電気鉄道用変電所(き電用変電所)から電車線路を経て電気車へ至る電気回路の現象に関しては、架線電圧の維持と品質向上方法、短絡(ショート)などの際の故障検出方法、電圧変動の抑制対策、電食等の諸問題への対策などについて扱っています。また、現場で生じる様々な電気現象に対して、現地調査や理論解析等による現象解明と対策の提案を行っています。

昨今では、地球環境保護などの観点から省エネルギー技術の開発が求められており、当研究室では主に直流き電方式を対象に、電気車がブレーキをかけるときに発生する電力エネルギー(回生電力)を有効に活用するシステムや、その評価方法の研究・開発を行っています。

また、列車運行を支える様々な電力設備(配電・電灯電力設備)に関する事項も、当研究室で取り扱っています。

研究開発

保護線と保護素子を用いた高抵抗地絡検出システム

直流き電回路においてがいしや支持物等を介して発生する高抵抗地絡故障に対して、保護線と保護素子を用いて直ちに故障を検出するシステムを開発しました。また、営業線における人工故障試験でその有効性を確認しました。

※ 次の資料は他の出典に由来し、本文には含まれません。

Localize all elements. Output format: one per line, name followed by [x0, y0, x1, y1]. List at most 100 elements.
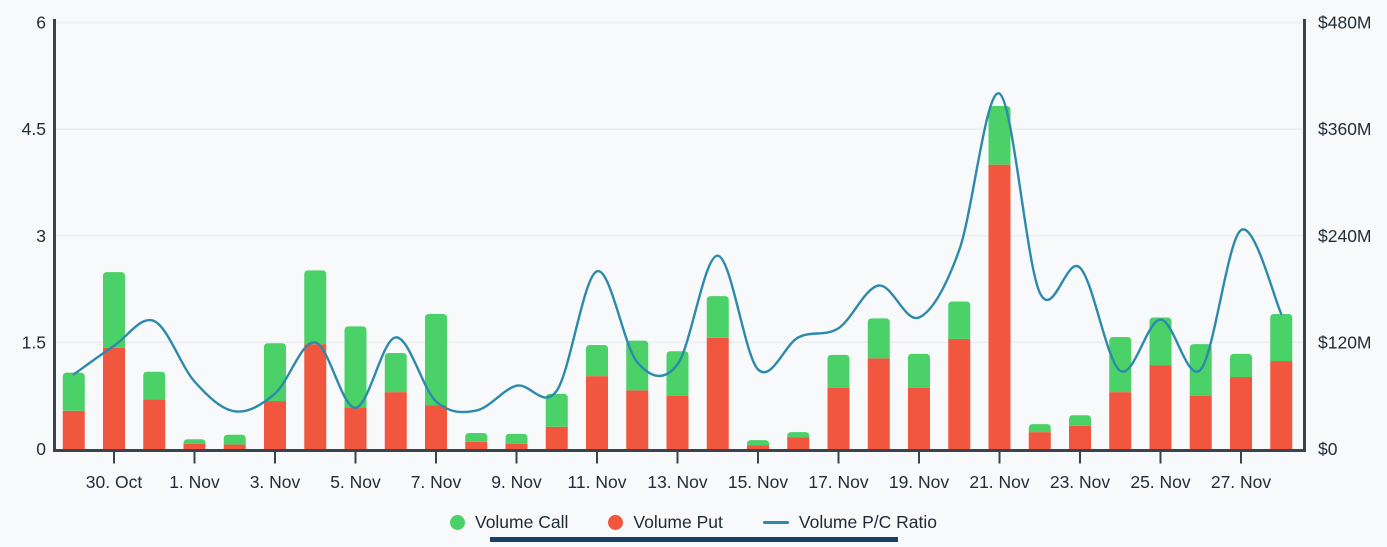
- bar-volume-put[interactable]: [626, 390, 649, 450]
- bar-volume-put[interactable]: [62, 410, 85, 450]
- bar-volume-call[interactable]: [223, 434, 246, 445]
- bar-volume-call[interactable]: [867, 318, 890, 359]
- bar-volume-put[interactable]: [304, 344, 327, 450]
- volume-bars: [62, 106, 1293, 450]
- bar-volume-put[interactable]: [1230, 377, 1252, 450]
- bar-volume-put[interactable]: [183, 443, 206, 450]
- volume-pc-ratio-line[interactable]: [72, 92, 1283, 414]
- x-axis-tick-label: 15. Nov: [728, 472, 789, 492]
- legend-item-volume-pc-ratio[interactable]: Volume P/C Ratio: [762, 511, 937, 533]
- x-axis-tick-label: 19. Nov: [889, 472, 950, 492]
- bar-volume-call[interactable]: [1069, 415, 1091, 426]
- bar-volume-put[interactable]: [666, 395, 689, 450]
- x-axis-tick-label: 1. Nov: [169, 472, 220, 492]
- y-axis-left-tick-label: 6: [36, 13, 46, 33]
- bottom-bar-fragment: [490, 537, 898, 542]
- bar-volume-call[interactable]: [1149, 317, 1172, 366]
- bar-volume-put[interactable]: [545, 426, 568, 450]
- y-axis-right-tick-label: $480M: [1318, 13, 1372, 33]
- bar-volume-call[interactable]: [1109, 337, 1132, 393]
- x-axis-tick-label: 17. Nov: [808, 472, 869, 492]
- y-axis-right-tick-label: $120M: [1318, 332, 1372, 352]
- y-axis-right-tick-label: $240M: [1318, 226, 1372, 246]
- y-axis-right-tick-label: $360M: [1318, 119, 1372, 139]
- bar-volume-put[interactable]: [465, 441, 488, 450]
- x-axis-tick-label: 7. Nov: [411, 472, 462, 492]
- gridlines: [54, 21, 1305, 344]
- legend-item-volume-put[interactable]: Volume Put: [608, 512, 723, 533]
- bar-volume-put[interactable]: [1028, 432, 1051, 450]
- bar-volume-call[interactable]: [425, 313, 447, 406]
- volume-pc-ratio-marker-icon: [762, 520, 789, 524]
- volume-put-marker-icon: [608, 514, 624, 530]
- bar-volume-put[interactable]: [706, 337, 729, 450]
- bar-volume-put[interactable]: [143, 399, 166, 450]
- bar-volume-call[interactable]: [304, 270, 327, 345]
- axis-frame: [53, 19, 1306, 452]
- legend-label: Volume P/C Ratio: [798, 511, 937, 532]
- bar-volume-call[interactable]: [505, 433, 528, 444]
- bar-volume-put[interactable]: [1270, 361, 1293, 450]
- bar-volume-put[interactable]: [867, 358, 890, 450]
- legend-item-volume-call[interactable]: Volume Call: [449, 511, 569, 533]
- bar-volume-call[interactable]: [465, 433, 488, 442]
- x-axis-tick-label: 25. Nov: [1130, 472, 1191, 492]
- bar-volume-call[interactable]: [143, 371, 166, 400]
- bar-volume-put[interactable]: [505, 443, 528, 450]
- bar-volume-put[interactable]: [988, 164, 1011, 450]
- x-axis-labels: 30. Oct 1. Nov 3. Nov 5. Nov 7. Nov 9. Nov 11.…: [86, 452, 1272, 492]
- volume-call-marker-icon: [449, 514, 465, 530]
- y-axis-left-tick-label: 4.5: [22, 119, 46, 139]
- bar-volume-call[interactable]: [908, 353, 930, 388]
- x-axis-tick-label: 30. Oct: [86, 472, 143, 492]
- x-axis-tick-label: 11. Nov: [567, 472, 626, 492]
- x-axis-tick-label: 5. Nov: [330, 472, 381, 492]
- bar-volume-put[interactable]: [787, 437, 810, 450]
- bar-volume-put[interactable]: [1189, 395, 1212, 450]
- bar-volume-call[interactable]: [62, 372, 85, 411]
- chart-legend: Volume Call Volume Put Volume P/C Ratio: [0, 507, 1387, 537]
- bar-volume-call[interactable]: [1230, 353, 1252, 378]
- x-axis-tick-label: 27. Nov: [1211, 472, 1272, 492]
- bar-volume-call[interactable]: [545, 393, 568, 427]
- bar-volume-call[interactable]: [948, 301, 971, 339]
- legend-label: Volume Call: [474, 511, 569, 532]
- bar-volume-call[interactable]: [787, 432, 810, 438]
- bar-volume-call[interactable]: [988, 106, 1011, 165]
- x-axis-tick-label: 3. Nov: [250, 472, 301, 492]
- bar-volume-call[interactable]: [183, 439, 206, 444]
- bar-volume-put[interactable]: [948, 338, 971, 450]
- bar-volume-put[interactable]: [1109, 392, 1132, 450]
- x-axis-tick-label: 21. Nov: [969, 472, 1030, 492]
- bar-volume-call[interactable]: [344, 326, 367, 408]
- legend-label: Volume Put: [633, 511, 723, 532]
- bar-volume-call[interactable]: [827, 354, 850, 388]
- bar-volume-call[interactable]: [747, 440, 769, 446]
- bar-volume-call[interactable]: [706, 296, 729, 338]
- bar-volume-put[interactable]: [425, 405, 447, 450]
- bar-volume-put[interactable]: [223, 444, 246, 450]
- bar-volume-call[interactable]: [586, 345, 608, 377]
- bar-volume-put[interactable]: [1149, 365, 1172, 450]
- y-axis-left-labels: 0 1.5 3 4.5 6: [22, 13, 47, 460]
- bar-volume-put[interactable]: [747, 445, 769, 450]
- bar-volume-put[interactable]: [1069, 425, 1091, 450]
- bar-volume-put[interactable]: [827, 387, 850, 450]
- bar-volume-call[interactable]: [1028, 424, 1051, 433]
- bar-volume-put[interactable]: [103, 347, 125, 450]
- bar-volume-call[interactable]: [666, 351, 689, 396]
- bar-volume-put[interactable]: [344, 407, 367, 450]
- bar-volume-put[interactable]: [264, 401, 286, 450]
- bar-volume-call[interactable]: [384, 353, 407, 393]
- x-axis-tick-label: 23. Nov: [1050, 472, 1111, 492]
- bar-volume-put[interactable]: [586, 376, 608, 450]
- bar-volume-call[interactable]: [1270, 313, 1293, 362]
- bar-volume-put[interactable]: [384, 392, 407, 450]
- bar-volume-call[interactable]: [103, 272, 125, 348]
- bar-volume-put[interactable]: [908, 387, 930, 450]
- y-axis-left-tick-label: 3: [36, 226, 46, 246]
- y-axis-right-tick-label: $0: [1318, 439, 1338, 459]
- y-axis-left-tick-label: 0: [36, 439, 46, 459]
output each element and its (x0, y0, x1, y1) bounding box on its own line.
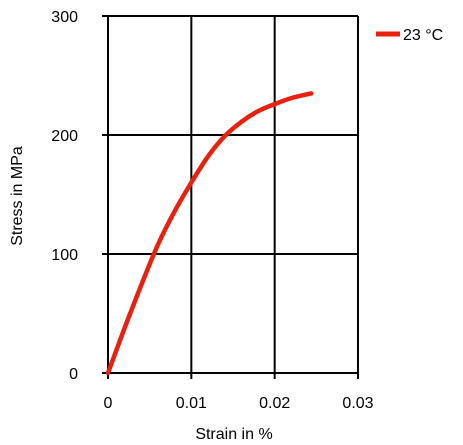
y-tick-label: 0 (69, 366, 78, 383)
axes (102, 15, 359, 379)
y-tick-label: 100 (51, 247, 78, 264)
y-tick-label: 300 (51, 9, 78, 26)
y-tick-label: 200 (51, 128, 78, 145)
grid-lines (107, 15, 359, 374)
x-axis-label: Strain in % (195, 426, 272, 443)
series-layer (105, 91, 314, 376)
x-tick-label: 0 (104, 395, 113, 412)
legend-label: 23 °C (403, 27, 443, 44)
series-line (105, 91, 314, 376)
x-tick-label: 0.02 (259, 395, 290, 412)
x-tick-label: 0.03 (342, 395, 373, 412)
y-tick-labels: 0 100 200 300 (51, 9, 78, 383)
y-axis-label: Stress in MPa (9, 146, 26, 246)
legend: 23 °C (376, 27, 443, 44)
x-tick-labels: 0 0.01 0.02 0.03 (104, 395, 374, 412)
x-tick-label: 0.01 (176, 395, 207, 412)
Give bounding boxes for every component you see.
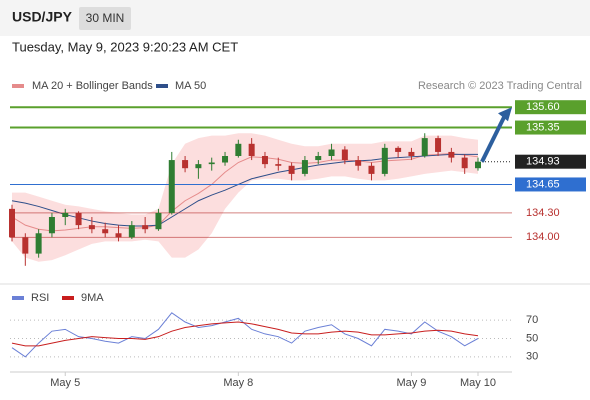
candle-body xyxy=(115,233,122,238)
forecast-arrowhead xyxy=(498,107,512,122)
legend-label: RSI xyxy=(31,292,49,304)
candle-body xyxy=(275,164,282,166)
bollinger-band xyxy=(12,133,478,262)
x-tick-label: May 8 xyxy=(223,377,253,389)
timestamp: Tuesday, May 9, 2023 9:20:23 AM CET xyxy=(12,39,238,54)
legend-label: MA 50 xyxy=(175,80,206,92)
candle-body xyxy=(75,212,82,226)
candle-body xyxy=(301,160,308,174)
level-label: 134.65 xyxy=(526,178,560,190)
candle-body xyxy=(475,161,481,169)
symbol: USD/JPY xyxy=(12,9,73,25)
legend-swatch xyxy=(156,84,168,88)
legend-label: MA 20 + Bollinger Bands xyxy=(32,80,153,92)
candle-body xyxy=(355,160,362,166)
candle-body xyxy=(435,138,442,152)
candle-body xyxy=(328,149,335,156)
candle-body xyxy=(315,156,322,161)
candle-body xyxy=(381,147,388,174)
legend-swatch xyxy=(62,296,74,300)
level-box xyxy=(515,120,586,135)
legend-swatch xyxy=(12,84,24,88)
candle-body xyxy=(168,160,175,213)
candle-body xyxy=(88,225,95,230)
level-label: 135.35 xyxy=(526,121,560,133)
candle-body xyxy=(222,156,229,163)
level-label: 134.30 xyxy=(526,207,560,219)
y-tick-label: 50 xyxy=(526,332,538,344)
candle-body xyxy=(261,156,268,165)
candle-body xyxy=(142,225,149,230)
candle-body xyxy=(48,217,55,234)
candle-body xyxy=(248,143,255,156)
candle-body xyxy=(288,165,295,174)
candle-body xyxy=(341,149,348,161)
candle-body xyxy=(421,138,428,156)
rsi-line xyxy=(11,312,479,358)
level-label: 135.60 xyxy=(526,101,560,113)
candle-body xyxy=(62,212,69,217)
candle-body xyxy=(195,164,202,169)
candle-body xyxy=(448,151,455,158)
candle-body xyxy=(182,160,189,169)
candle-body xyxy=(102,229,109,234)
candle-body xyxy=(408,151,415,156)
level-box xyxy=(515,177,586,192)
level-label: 134.00 xyxy=(526,231,560,243)
candle-body xyxy=(461,157,468,169)
level-label: 134.93 xyxy=(526,156,560,168)
level-box xyxy=(515,100,586,115)
interval[interactable]: 30 MIN xyxy=(86,11,125,25)
forecast-arrow xyxy=(480,114,507,163)
candle-body xyxy=(208,162,215,165)
candle-body xyxy=(235,143,242,156)
legend-label: 9MA xyxy=(81,292,104,304)
x-tick-label: May 10 xyxy=(460,377,496,389)
candle-body xyxy=(35,233,42,254)
candle-body xyxy=(9,208,15,238)
y-tick-label: 30 xyxy=(526,351,538,363)
x-tick-label: May 9 xyxy=(396,377,426,389)
ma50-line xyxy=(11,153,478,227)
candle-body xyxy=(395,147,402,152)
interval-button[interactable] xyxy=(79,7,131,30)
candle-body xyxy=(368,165,375,174)
candle-body xyxy=(155,212,162,230)
candle-body xyxy=(22,237,29,254)
x-tick-label: May 5 xyxy=(50,377,80,389)
y-tick-label: 70 xyxy=(526,314,538,326)
candle-body xyxy=(128,225,135,238)
ma9-line xyxy=(11,321,479,347)
legend-swatch xyxy=(12,296,24,300)
level-box xyxy=(515,154,586,169)
source: Research © 2023 Trading Central xyxy=(418,80,582,92)
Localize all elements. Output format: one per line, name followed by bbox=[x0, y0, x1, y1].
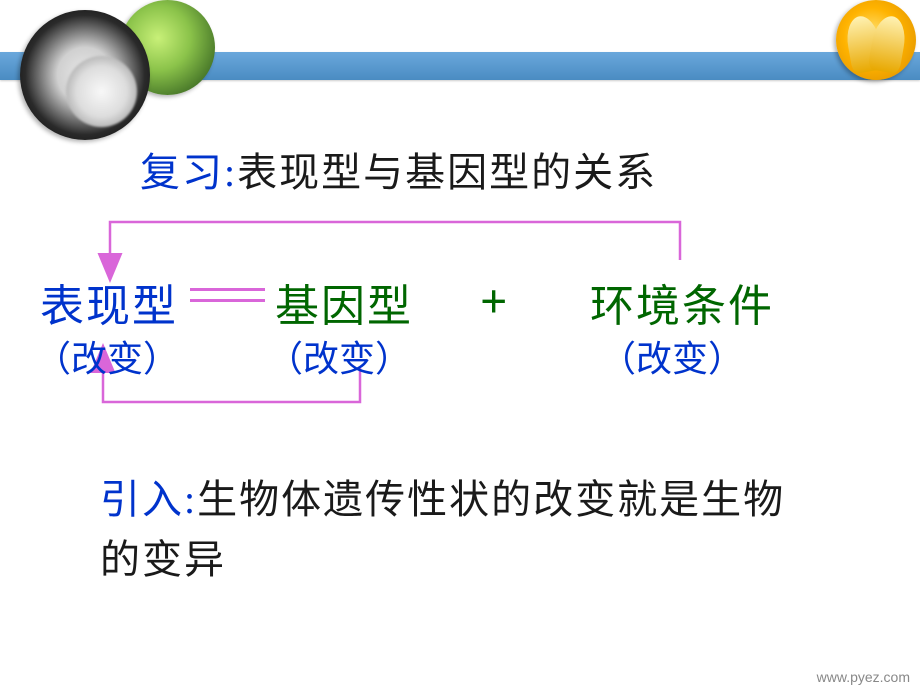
env-sublabel: （改变） bbox=[600, 330, 774, 382]
plus-symbol: + bbox=[480, 274, 507, 329]
node-phenotype: 表现型 （改变） bbox=[40, 270, 179, 382]
genotype-sublabel: （改变） bbox=[267, 330, 413, 382]
intro-text: 引入:生物体遗传性状的改变就是生物的变异 bbox=[100, 470, 820, 590]
node-environment: 环境条件 （改变） bbox=[590, 270, 774, 382]
phenotype-sublabel: （改变） bbox=[35, 330, 179, 382]
review-title: 复习:表现型与基因型的关系 bbox=[140, 140, 657, 198]
genotype-label: 基因型 bbox=[275, 282, 413, 331]
env-label: 环境条件 bbox=[590, 282, 774, 331]
equals-symbol bbox=[190, 288, 265, 310]
phenotype-label: 表现型 bbox=[40, 282, 178, 331]
arrow-env-to-phenotype bbox=[110, 222, 680, 260]
decorative-circle-tulip bbox=[836, 0, 916, 80]
review-prefix: 复习: bbox=[140, 150, 237, 195]
node-genotype: 基因型 （改变） bbox=[275, 270, 413, 382]
intro-body: 生物体遗传性状的改变就是生物的变异 bbox=[100, 477, 785, 582]
decorative-circle-dandelion bbox=[20, 10, 150, 140]
review-title-text: 表现型与基因型的关系 bbox=[237, 150, 657, 195]
intro-prefix: 引入: bbox=[100, 477, 197, 522]
footer-url: www.pyez.com bbox=[817, 669, 910, 685]
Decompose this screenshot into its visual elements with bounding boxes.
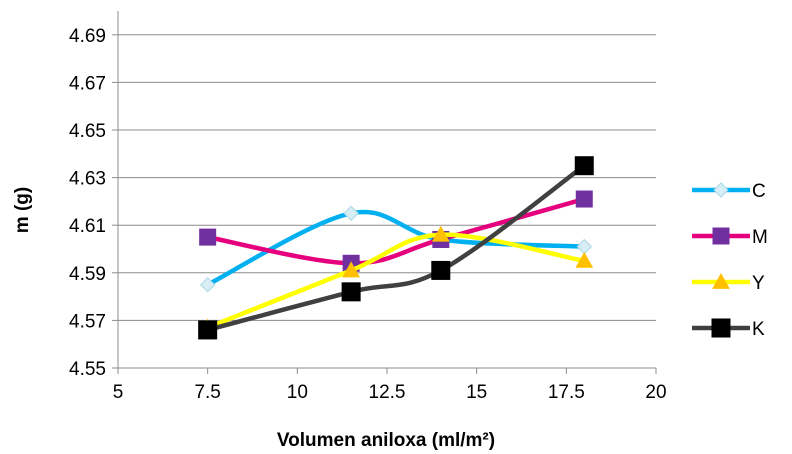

自然エネルギーと電力貯蔵装置による電力システムの構築

自然エネルギー発電と電力貯蔵装置を組み合わせることで、自然エネルギーによる発電電力を電気鉄道の運転電力として利用可能なシステムについて検討しました。

各種シミュレーション技術

変電所・電車線路設備データなどを用いて、多数列車が走行している状況での変電所出力電流や最低パンタ点電圧などを求める運転電力シミュレーションプログラムを構築しました。

変電所の劣化診断技術

変電所機器の劣化について、ガス、振動、電位変化などの計測とトレンド分析を通じて評価し、総合的に劣化診断を行う手法を開発するとともに、配電盤劣化監視診断装置を製作しました。

がいしの劣化診断技術

高経年を迎える高圧がいしに対して、優先順位を付けた部分取替による取替コスト削減を期待し、センサ技術を用いた高圧がいしの保全管理方法について検討しました。

実験設備

直流高圧機器試験装置

この試験装置は、実際の直流変電所と同程度の機器・性能を有する試験装置です。これまで、高速度遮断器性能試験・絶縁物の絶縁性能試験などを数多く実施してきました。

直流低圧大電流試験装置

この試験装置は、直流数百A~1万Aまでの電流を自在に作り出すことができます。特に、電力ケーブルやレールといった抵抗値の低い部材に大電流を長時間課電する際に威力を発揮します。

勝木塩害実験所

交流電化区間や信号高圧配電線が海岸沿いに伸びるに従い、塩害事故の発生が重要な問題になっています。ここでは耐塩害用絶縁物の開発をはじめ、給電線路の塩害防止の研究を行っています。